De gronden waarop het hoger beroep berust zijn een herhaling van wat appellant in bezwaar en beroep heeft aangevoerd. Daarom wordt verwezen naar de overwegingen onder 5 tot en met 8 van de aangevallen uitspraak, waarin de rechtbank de gronden uitgebreid heeft besproken en overtuigend heeft gemotiveerd waarom zij niet slagen. Het oordeel van de rechtbank en de overwegingen die de rechtbank tot dit oordeel hebben geleid worden onderschreven. In hoger beroep heeft appellant geen nieuwe (medische) stukken overgelegd die aanleiding geven voor twijfel aan het oordeel van de rechtbank.

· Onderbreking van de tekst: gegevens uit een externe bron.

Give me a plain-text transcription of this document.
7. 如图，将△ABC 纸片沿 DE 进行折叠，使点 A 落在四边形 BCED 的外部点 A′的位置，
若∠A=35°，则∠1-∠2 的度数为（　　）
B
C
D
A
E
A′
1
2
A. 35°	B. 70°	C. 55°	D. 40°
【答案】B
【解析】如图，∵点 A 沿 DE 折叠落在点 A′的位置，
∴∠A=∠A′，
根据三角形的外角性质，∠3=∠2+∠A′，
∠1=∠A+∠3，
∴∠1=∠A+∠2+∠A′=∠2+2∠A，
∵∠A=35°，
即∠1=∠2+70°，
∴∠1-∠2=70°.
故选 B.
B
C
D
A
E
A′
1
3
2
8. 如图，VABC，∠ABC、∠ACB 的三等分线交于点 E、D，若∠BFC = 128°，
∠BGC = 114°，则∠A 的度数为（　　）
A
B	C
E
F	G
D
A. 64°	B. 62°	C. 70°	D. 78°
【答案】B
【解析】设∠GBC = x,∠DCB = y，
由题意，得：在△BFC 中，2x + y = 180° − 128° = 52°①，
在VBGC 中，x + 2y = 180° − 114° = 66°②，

Nu er geen twijfel is aan de inhoudelijke beoordeling van het Uwv wordt er geen reden gezien om op deze grond een onafhankelijke deskundige te benoemen.
4.5.
De rechtbank wordt ook gevolgd in haar oordeel dat het Uwv voldoende heeft gemotiveerd dat, uitgaande van de juistheid van de FML, de geselecteerde functies in medisch opzicht geschikt zijn voor appellant.
4.6.
De overwegingen in 4.1 tot en met 4.5 leiden tot de conclusie dat het hoger beroep niet slaagt. De aangevallen uitspraak zal worden bevestigd.
5. Voor een veroordeling in de proceskosten bestaat geen aanleiding.

BESLISSING

De Centrale Raad van Beroep bevestigt de aangevallen uitspraak.
Deze uitspraak is gedaan door R.E. Bakker, in tegenwoordigheid van D.S. Barthel als griffier. De beslissing is uitgesproken in het openbaar op 25 september 2019.